Une analyse sectorielle des différentes solutions de sécurité mises en oeuvre par les PME conduit aux constats suivants:

  • protections anti-virus: leur diffusion varie de 83 à 97%, à l'exception du commerce de détail et de l'horeca. La large diffusion des solutions anti-virus peu coûteuses ou gratuites et faciles à utiliser explique ce succès. Les exceptions que constituent l'horeca (63%) et le commerce de détail (73%) correspondent notamment à une utilisation moins intensive de l'informatique dans ces secteurs. Les dommages que pourraient causer les virus sur les ordinateurs d'une entreprise qui numérise peu d'informations stratégiques sont forcément plus limités. A fortiori, lorsqu'on se trouve dans des entreprises dont les réseaux locaux sont moins développés où les risques de propagation des virus sont plus limités également;
  • code d'utilisation éthique d'Internet: l'utilisation de ces codes de bonne conduite concerne 16 à 35% des entreprises dans les différents secteurs.
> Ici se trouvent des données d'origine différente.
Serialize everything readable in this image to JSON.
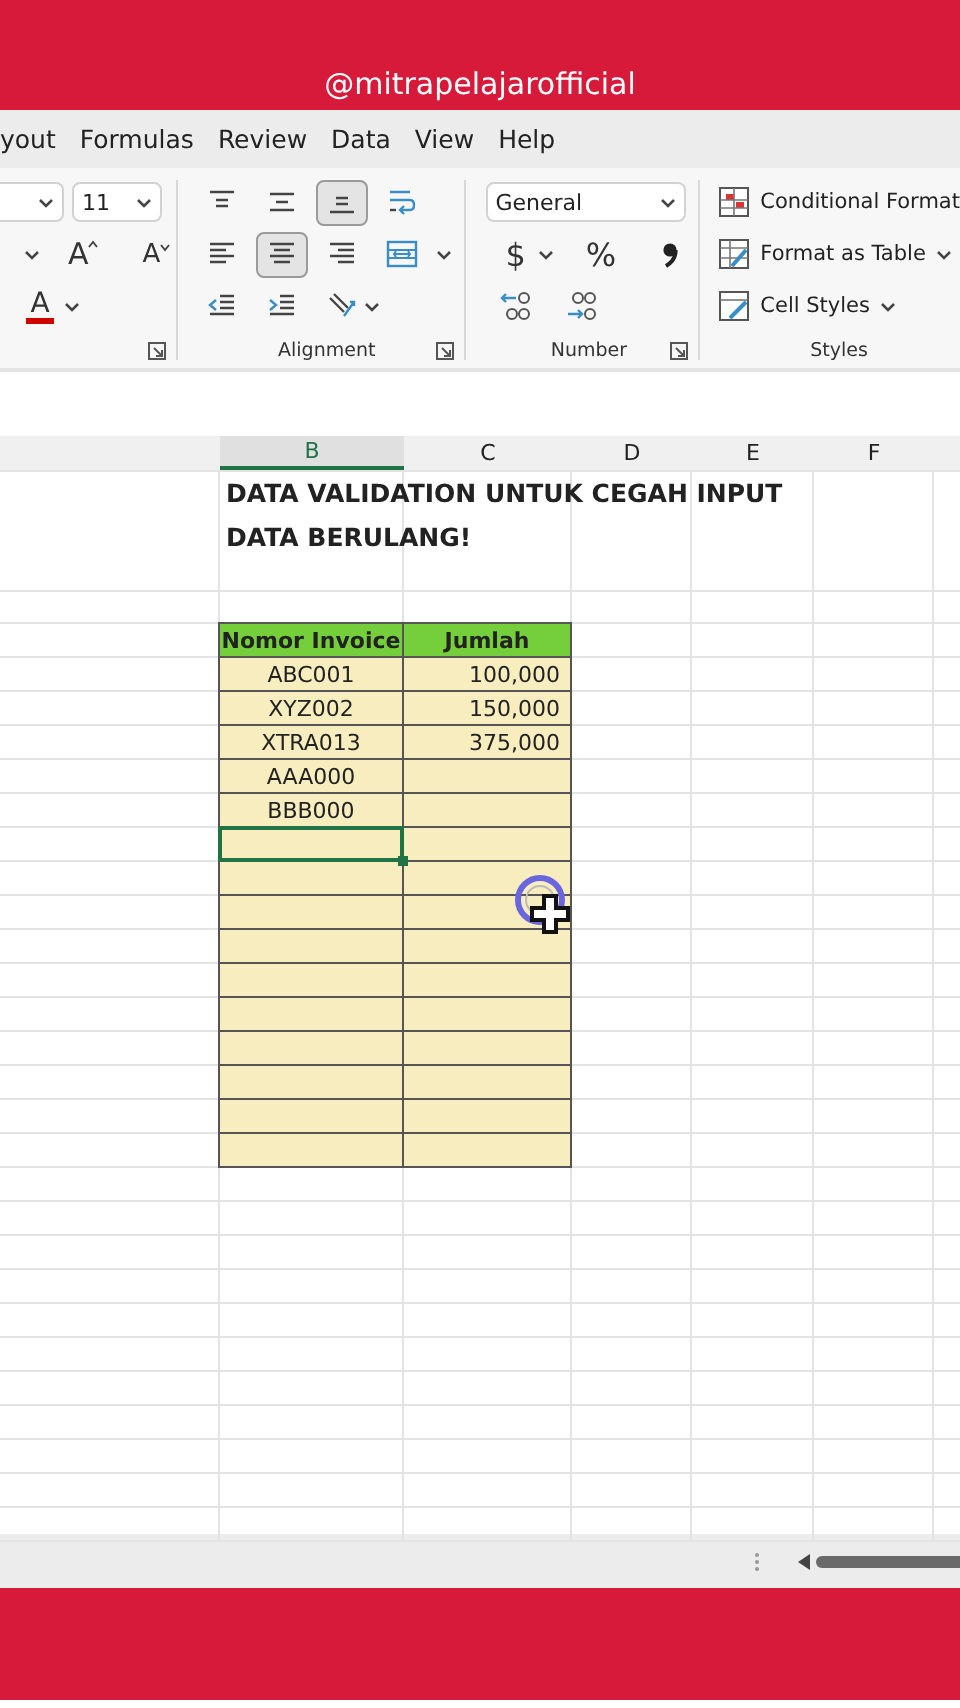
{
  "banner": {
    "handle": "@mitrapelajarofficial"
  },
  "menu_tabs": [
    "yout",
    "Formulas",
    "Review",
    "Data",
    "View",
    "Help"
  ],
  "ribbon": {
    "font": {
      "size": "11",
      "grow": "A",
      "shrink": "A",
      "font_color": "A",
      "color": "#d00000"
    },
    "alignment": {
      "label": "Alignment",
      "vertical": [
        {
          "kind": "top",
          "selected": false
        },
        {
          "kind": "middle",
          "selected": false
        },
        {
          "kind": "bottom",
          "selected": true
        }
      ],
      "horizontal": [
        {
          "kind": "left",
          "selected": false
        },
        {
          "kind": "center",
          "selected": true
        },
        {
          "kind": "right",
          "selected": false
        }
      ]
    },
    "number": {
      "format": "General",
      "currency": "$",
      "percent": "%",
      "label": "Number"
    },
    "styles": {
      "label": "Styles",
      "items": [
        {
          "kind": "conditional",
          "label": "Conditional Format",
          "dropdown": false
        },
        {
          "kind": "table",
          "label": "Format as Table",
          "dropdown": true
        },
        {
          "kind": "cell",
          "label": "Cell Styles",
          "dropdown": true
        }
      ]
    }
  },
  "sheet": {
    "columns": [
      {
        "label": "B",
        "selected": true
      },
      {
        "label": "C",
        "selected": false
      },
      {
        "label": "D",
        "selected": false
      },
      {
        "label": "E",
        "selected": false
      },
      {
        "label": "F",
        "selected": false
      }
    ],
    "title_lines": [
      "DATA VALIDATION UNTUK CEGAH INPUT",
      "DATA BERULANG!"
    ],
    "table": {
      "columns": [
        "Nomor Invoice",
        "Jumlah"
      ],
      "rows": [
        {
          "invoice": "ABC001",
          "amount": "100,000",
          "selected": false
        },
        {
          "invoice": "XYZ002",
          "amount": "150,000",
          "selected": false
        },
        {
          "invoice": "XTRA013",
          "amount": "375,000",
          "selected": false
        },
        {
          "invoice": "AAA000",
          "selected": false
        },
        {
          "invoice": "BBB000",
          "selected": false
        },
        {
          "selected": true
        },
        {
          "selected": false
        },
        {
          "selected": false
        },
        {
          "selected": false
        },
        {
          "selected": false
        },
        {
          "selected": false
        },
        {
          "selected": false
        },
        {
          "selected": false
        },
        {
          "selected": false
        },
        {
          "selected": false
        }
      ]
    }
  }
}
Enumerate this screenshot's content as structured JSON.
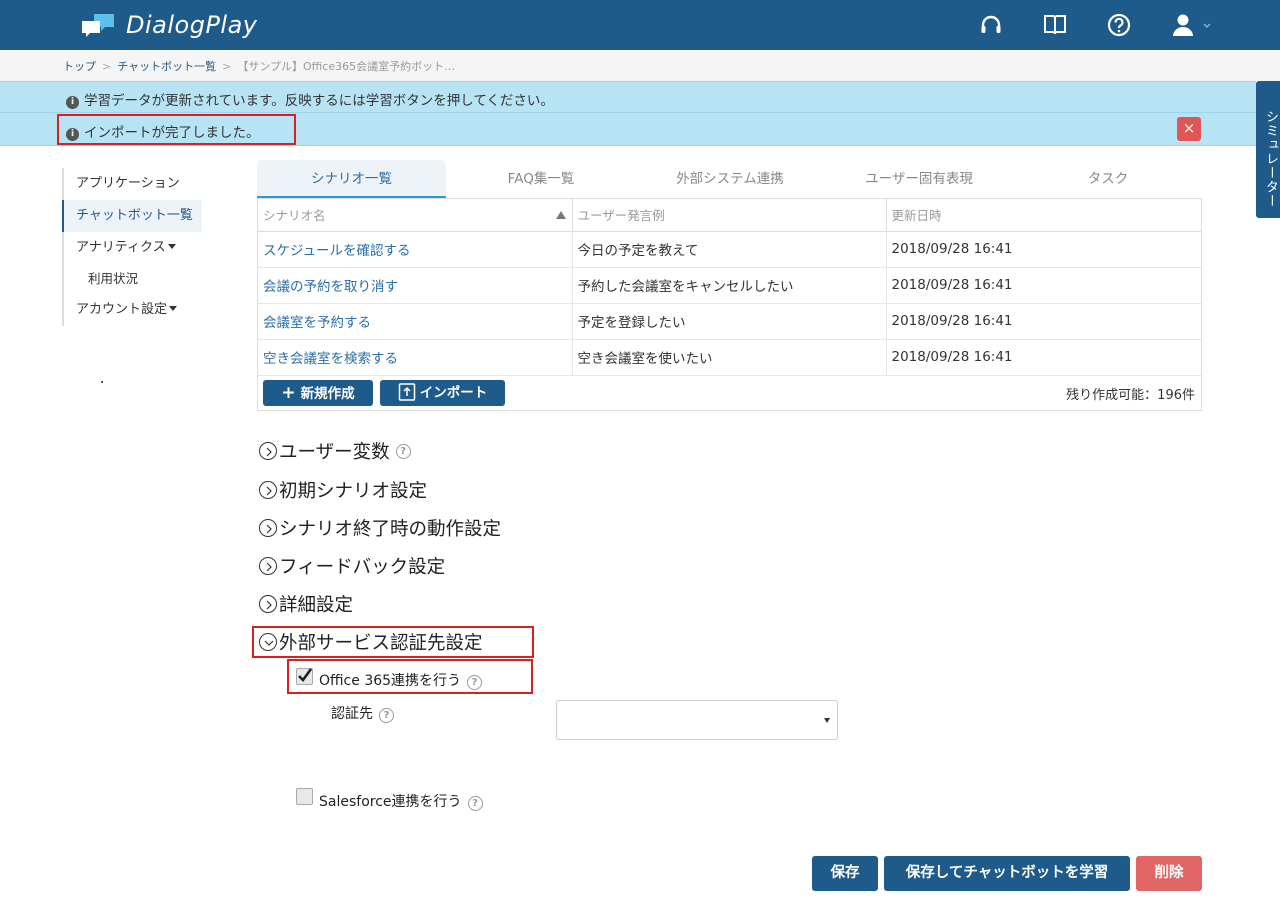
{
  "header": {
    "brand": "DialogPlay",
    "icons": [
      "headset-icon",
      "book-icon",
      "help-icon",
      "user-icon"
    ]
  },
  "breadcrumb": {
    "items": [
      "トップ",
      "チャットボット一覧",
      "【サンプル】Office365会議室予約ボット…"
    ]
  },
  "alerts": {
    "learning": "学習データが更新されています。反映するには学習ボタンを押してください。",
    "import_done": "インポートが完了しました。",
    "close": "×"
  },
  "simulator_tab": "シミュレーター",
  "leftnav": {
    "application": "アプリケーション",
    "chatbot_list": "チャットボット一覧",
    "analytics": "アナリティクス",
    "usage": "利用状況",
    "account": "アカウント設定"
  },
  "tabs": [
    "シナリオ一覧",
    "FAQ集一覧",
    "外部システム連携",
    "ユーザー固有表現",
    "タスク"
  ],
  "table": {
    "headers": [
      "シナリオ名",
      "ユーザー発言例",
      "更新日時"
    ],
    "rows": [
      [
        "スケジュールを確認する",
        "今日の予定を教えて",
        "2018/09/28 16:41"
      ],
      [
        "会議の予約を取り消す",
        "予約した会議室をキャンセルしたい",
        "2018/09/28 16:41"
      ],
      [
        "会議室を予約する",
        "予定を登録したい",
        "2018/09/28 16:41"
      ],
      [
        "空き会議室を検索する",
        "空き会議室を使いたい",
        "2018/09/28 16:41"
      ]
    ],
    "new_button": "新規作成",
    "import_button": "インポート",
    "remaining": "残り作成可能：196件"
  },
  "sections": {
    "user_vars": "ユーザー変数",
    "initial_scenario": "初期シナリオ設定",
    "scenario_end": "シナリオ終了時の動作設定",
    "feedback": "フィードバック設定",
    "details": "詳細設定",
    "external_auth": "外部サービス認証先設定"
  },
  "auth": {
    "office365_label": "Office 365連携を行う",
    "office365_checked": true,
    "auth_target_label": "認証先",
    "auth_target_value": "",
    "salesforce_label": "Salesforce連携を行う",
    "salesforce_checked": false
  },
  "actions": {
    "save": "保存",
    "save_and_learn": "保存してチャットボットを学習",
    "delete": "削除"
  },
  "colors": {
    "brand": "#1e5a8a",
    "alert_bg": "#b7e4f4",
    "danger": "#e06666",
    "highlight": "#d9201f"
  }
}
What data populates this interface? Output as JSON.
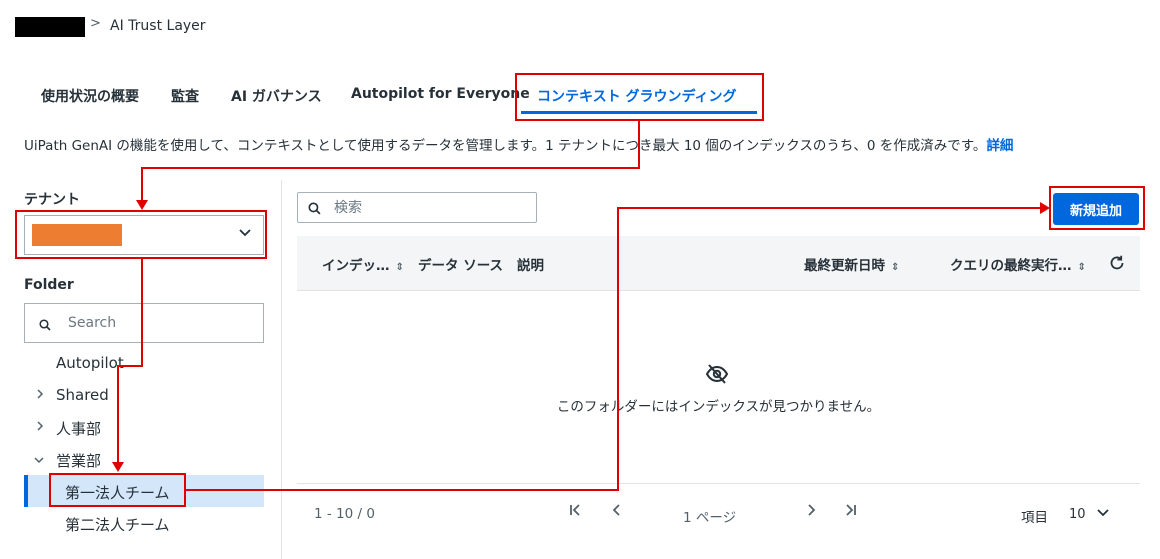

Les secteurs les plus utilisateurs sont les TIC (35%), la finance (34%) et les services aux entreprises (33%). Ces secteurs sont également ceux où le taux d'accès à Internet par personne occupée est le plus élevé et où le recours aux codes d'utilisation éthique d'Internet sont les plus nécessaires. L'utilisation de ces codes s'inscrit de plus dans des cultures d'entreprises de services à haute valeur ajoutée où l'individu est responsabilisé;
  • cryptage des e-mails: le recours à cette technique varie de 9 à 29% selon les secteurs. Ce sont la finance (29%), les TIC (20%) et les garages (20%) qui appliquent le plus cette mesure de sécurité informatique. Le cryptage des e-mails, bien que disponible dans de nombreux logiciels de messagerie, est une procédure encore complexe. Par conséquent, elle ne se justifie que dans le cadre d'échanges électroniques à caractère confidentiel. C'est sans doute la raison pour laquelle le secteur des finances est le plus gros utilisateur de courriers électroniques cryptés;
  • Signature électronique: les remarques relatives au cryptage des e-mails s'appliquent globalement aussi à la signature électronique. L'arrivée massive de la carte d'identité électronique modifiera, sans doute à moyen terme, les habitudes d'authentification du courrier électronique et contribuera à en répandre plus significativement l'usage;
  • firewall: leur utilisation varie de 36% dans l'agriculture à 84% dans les TIC. Elle est liée au nombre et au degré d'intensité informationnelle des réseaux informatiques des entreprises composant les secteurs. Il est logique que les secteurs tels que l'horeca et le commerce de détail, qui ont moins l'utilité des réseaux informatiques, affichent des taux relativement faibles d'utilisation de logiciels de pare-feu (respectivement 42% et 30%);
  • VPN: le VPN est plus utilisé dans les PME fortement "en réseau" et/ou multi-sites: distribution (24%), transports (21%), garages (19%). La proportion de VPN double dans le cas des PME multi-sites. Le VPN est plus fréquent dans les secteurs technophiles: TIC (48%), services aux entreprises (24%) et finances (23%). Le cas du secteur TIC s'explique facilement par une pratique courante du télétravail;
  • identification par mot de passe: l'intensité de l'utilisation de cette mesure de sécurité est fonction du nombre moyen d'ordinateurs par personne occupée. Les TIC (79%), les finances (79%), les services aux entreprises (73%), la distribution (67%), les garages (67%) et l'immobilier (66%) qui affichent un nombre moyen de PC par personne occupée relativement élevé ont largement mis en oeuvre l'identification des utilisateurs de leur système informatique. Néanmoins, il est important de rappeler que la définition des comptes utilisateurs doit toujours s'accompagner d'une définition des droits d'accès sans quoi cela revient à fournir des clés sophistiquées aux utilisateurs tout en laissant les portes ouvertes.